More than 130 people were arrested or placed under investigation for illegal water tapping last year, Spain’s Guardia Civil police said on Wednesday following a huge operation.

Police said most of their operations took place “in fragile and vulnerable areas such as the Doñana natural park”
Police said most of their operations took place “in fragile and vulnerable areas such as the Doñana natural park” in Andalusia. Photo: CRISTINA QUICLER / AFP

During the year-long operation, “133 people were arrested or investigated for extracting water through more than 1,533 illegal infrastructure devices”, the police’s environmental unit said in a statement.

A similar operation in 2019 had targeted 107 people.

Spain is one of the European countries most at risk from the impact of drought caused by global warming, scientists say.

Water usage issues are often at the heart of heated political debates in Spain where intensive agriculture plays an important role in the economy.

Police said most of their operations took place “in fragile and vulnerable areas such as the Doñana natural park” in the southern Andalusia region, one of Europe’s largest wetlands and a Unesco World Heritage bird sanctuary.

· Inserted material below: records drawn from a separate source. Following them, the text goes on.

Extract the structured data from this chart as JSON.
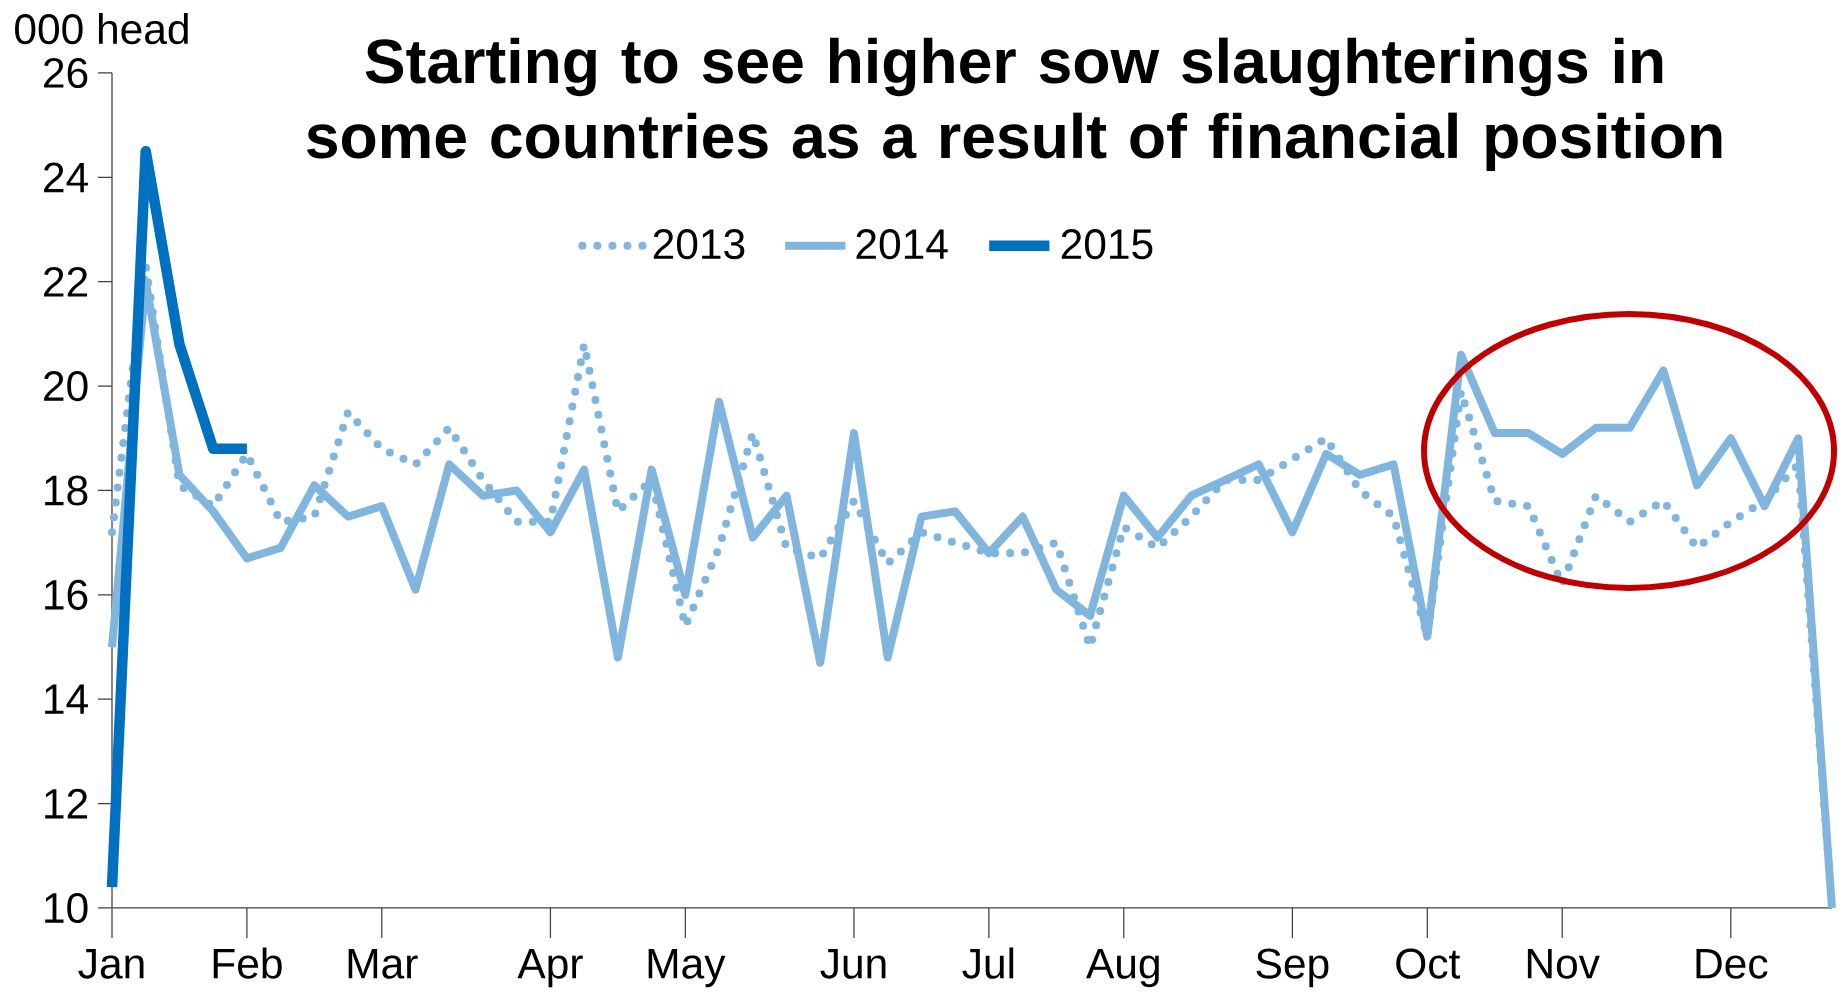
{
  "chart_data": {
    "type": "line",
    "title": "Starting to see higher sow slaughterings in some countries as a result of financial position",
    "ylabel": "000 head",
    "categories": [
      "Jan",
      null,
      null,
      null,
      "Feb",
      null,
      null,
      null,
      "Mar",
      null,
      null,
      null,
      null,
      "Apr",
      null,
      null,
      null,
      "May",
      null,
      null,
      null,
      null,
      "Jun",
      null,
      null,
      null,
      "Jul",
      null,
      null,
      null,
      "Aug",
      null,
      null,
      null,
      null,
      "Sep",
      null,
      null,
      null,
      "Oct",
      null,
      null,
      null,
      "Nov",
      null,
      null,
      null,
      null,
      "Dec",
      null,
      null,
      null
    ],
    "ylim": [
      10,
      26
    ],
    "yticks": [
      10,
      12,
      14,
      16,
      18,
      20,
      22,
      24,
      26
    ],
    "legend": "top",
    "series": [
      {
        "name": "2013",
        "color": "#80b6de",
        "line_style": "dotted",
        "values": [
          17.2,
          22.3,
          18.1,
          17.7,
          18.7,
          17.4,
          17.5,
          19.5,
          18.8,
          18.5,
          19.2,
          18.2,
          17.4,
          17.4,
          20.8,
          17.6,
          18.2,
          15.4,
          16.9,
          19.1,
          16.9,
          16.7,
          17.8,
          16.6,
          17.2,
          17.0,
          16.8,
          16.8,
          17.0,
          15.0,
          17.3,
          16.9,
          17.5,
          18.2,
          18.2,
          18.6,
          19.0,
          18.0,
          17.5,
          15.2,
          19.9,
          17.8,
          17.7,
          16.2,
          17.9,
          17.4,
          17.8,
          16.9,
          17.4,
          17.8,
          18.5,
          10.0
        ]
      },
      {
        "name": "2014",
        "color": "#80b6de",
        "line_style": "solid",
        "values": [
          15.0,
          22.0,
          18.3,
          17.6,
          16.7,
          16.9,
          18.1,
          17.5,
          17.7,
          16.1,
          18.5,
          17.9,
          18.0,
          17.2,
          18.4,
          14.8,
          18.4,
          16.0,
          19.7,
          17.1,
          17.9,
          14.7,
          19.1,
          14.8,
          17.5,
          17.6,
          16.8,
          17.5,
          16.1,
          15.6,
          17.9,
          17.1,
          17.9,
          18.2,
          18.5,
          17.2,
          18.7,
          18.3,
          18.5,
          15.2,
          20.6,
          19.1,
          19.1,
          18.7,
          19.2,
          19.2,
          20.3,
          18.1,
          19.0,
          17.7,
          19.0,
          10.0
        ]
      },
      {
        "name": "2015",
        "color": "#0070c0",
        "line_style": "solid",
        "values": [
          10.4,
          24.5,
          20.8,
          18.8,
          18.8,
          null,
          null,
          null,
          null,
          null,
          null,
          null,
          null,
          null,
          null,
          null,
          null,
          null,
          null,
          null,
          null,
          null,
          null,
          null,
          null,
          null,
          null,
          null,
          null,
          null,
          null,
          null,
          null,
          null,
          null,
          null,
          null,
          null,
          null,
          null,
          null,
          null,
          null,
          null,
          null,
          null,
          null,
          null,
          null,
          null,
          null,
          null
        ]
      }
    ]
  }
}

They were also operating in “in the basins of Spain’s main rivers”.

In Doñana, police targeted 14 people and 12 companies for the illegal tapping of water for irrigation, a police spokesman said.

Ecologists regularly raise the alarm about the drying up of marshes and lagoons in the area, pointing the finger at nearby plantations, notably growing strawberries, which are irrigated by illegally-dug wells.

“The overexploitation of certain aquifers for many reasons, mainly economic, constitutes a serious threat to our environment,” the Guardia Civil said.

The European Court of Justice rapped Spain over the knuckles in June for its inaction in the face of illegal water extraction in Donana which covers more than 100,000 hectares (250,000 acres) and is home to more than 4,000 species, including the critically endangered Iberian lynx.

According to the government’s last official estimate, which dates back to 2006, there were more than half a million illegal wells in use.

But in a 2018 study, Greenpeace estimated there were twice as many, calculating that the quantity of stolen water was equivalent to that used by 118 million people — two-and-a-half times the population of Spain.

Spanish NGO SEO/Birdlife also on Wednesday raised the alarm about the “worrying” state of Spain’s wetlands.